What is the outlook for the hospitality sector over the next five years?
We are very positive about the hotel and tourism industry in India, which is making its presence felt on the global map. Considering its rich cultural and traditional heritage, India can be one of the top tourist destinations in the world.

The outlook for the hospitality sector in India will continue to be strong in the near term. This is driven by an acute shortage of rated hotels, compounded by the country's strong economic fundamentals and the resultant increase in domestic travel. Outside India, we believe that markets like the Middle East, South East Asia, South Africa and the Far East will perform strongly. Mature markets like the US, the UK and Europe are already strong, and the future upside will not be the same as in emerging markets.

We want to expand globally over the next decade. Over the next five years, we would like to double our total room inventory. We will be opening urban hotels as well as resorts.

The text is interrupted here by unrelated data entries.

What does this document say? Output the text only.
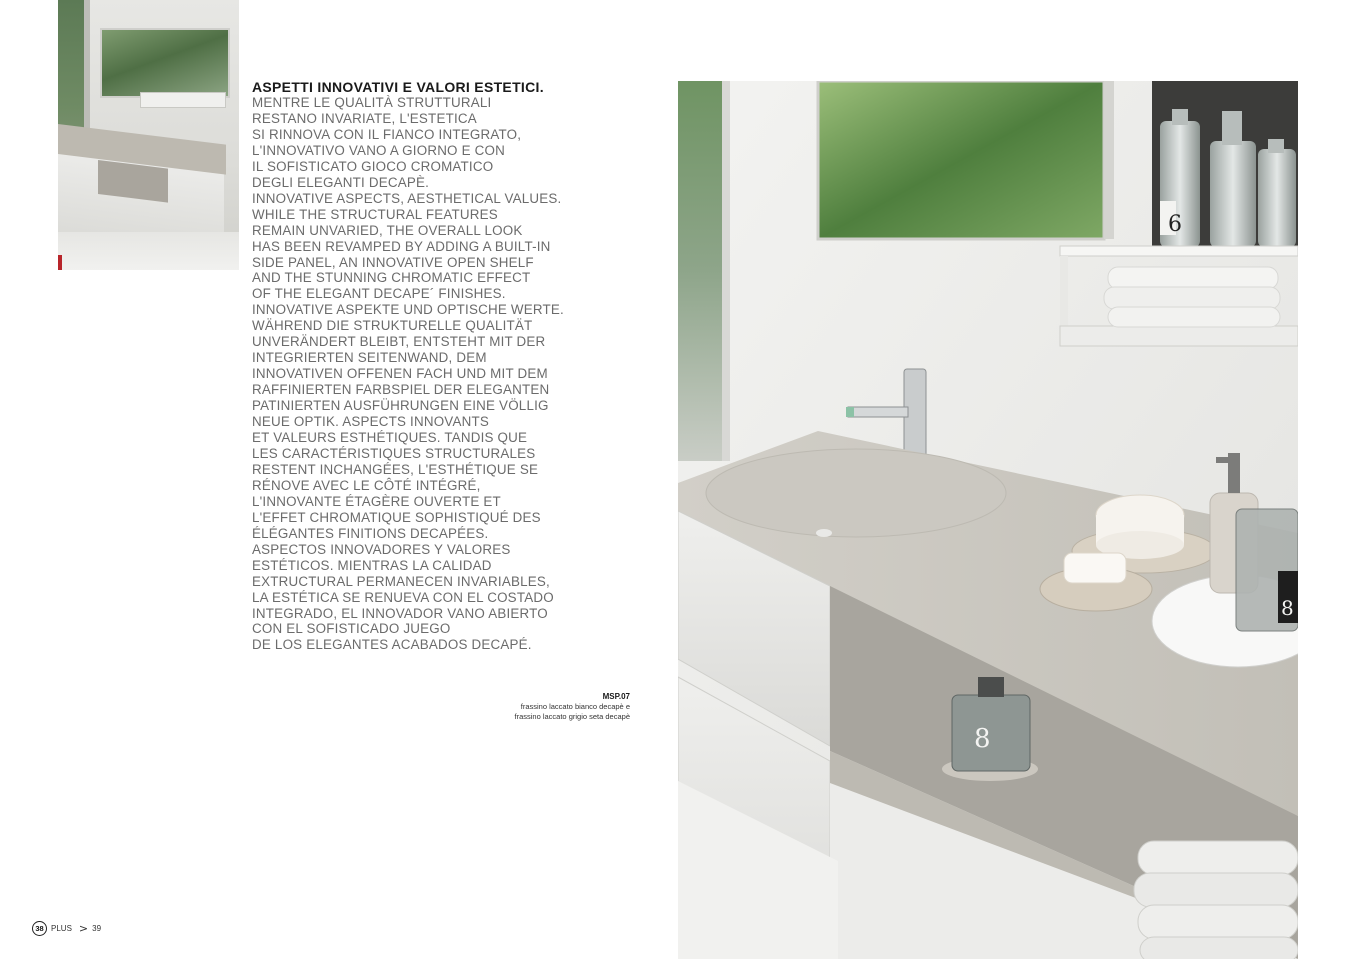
ASPETTI INNOVATIVI E VALORI ESTETICI.
MENTRE LE QUALITÀ STRUTTURALI
RESTANO INVARIATE, L'ESTETICA
SI RINNOVA CON IL FIANCO INTEGRATO,
L'INNOVATIVO VANO A GIORNO E CON
IL SOFISTICATO GIOCO CROMATICO
DEGLI ELEGANTI DECAPÈ.
INNOVATIVE ASPECTS, AESTHETICAL VALUES.
WHILE THE STRUCTURAL FEATURES
REMAIN UNVARIED, THE OVERALL LOOK
HAS BEEN REVAMPED BY ADDING A BUILT-IN
SIDE PANEL, AN INNOVATIVE OPEN SHELF
AND THE STUNNING CHROMATIC EFFECT
OF THE ELEGANT DECAPE´ FINISHES.
INNOVATIVE ASPEKTE UND OPTISCHE WERTE.
WÄHREND DIE STRUKTURELLE QUALITÄT
UNVERÄNDERT BLEIBT, ENTSTEHT MIT DER
INTEGRIERTEN SEITENWAND, DEM
INNOVATIVEN OFFENEN FACH UND MIT DEM
RAFFINIERTEN FARBSPIEL DER ELEGANTEN
PATINIERTEN AUSFÜHRUNGEN EINE VÖLLIG
NEUE OPTIK. ASPECTS INNOVANTS
ET VALEURS ESTHÉTIQUES. TANDIS QUE
LES CARACTÉRISTIQUES STRUCTURALES
RESTENT INCHANGÉES, L'ESTHÉTIQUE SE
RÉNOVE AVEC LE CÔTÉ INTÉGRÉ,
L'INNOVANTE ÉTAGÈRE OUVERTE ET
L'EFFET CHROMATIQUE SOPHISTIQUÉ DES
ÉLÉGANTES FINITIONS DECAPÉES.
ASPECTOS INNOVADORES Y VALORES
ESTÉTICOS. MIENTRAS LA CALIDAD
EXTRUCTURAL PERMANECEN INVARIABLES,
LA ESTÉTICA SE RENUEVA CON EL COSTADO
INTEGRADO, EL INNOVADOR VANO ABIERTO
CON EL SOFISTICADO JUEGO
DE LOS ELEGANTES ACABADOS DECAPÉ.
MSP.07
frassino laccato bianco decapè e
frassino laccato grigio seta decapè
38 PLUS > 39
6
8
8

We are the only hotel company that has resorts throughout the Indian Ocean rim — Chennai, Sri Lanka, Kerala, Goa, Maldives, Seychelles, Mauritius, and a resort under construction at Phuket, Thailand. Other destinations in this circuit, where we would like to expand are the east African coast, the Andaman and Nicobar Islands, Rebak Island in Malaysia, and in Indonesia.

Our urban hotels will be in key gateway cities across the world. We already operate in London, New York and Sydney, and are looking at other major destinations in Asia, Africa, Europe and North America. All of this will unfold between now and the next decade.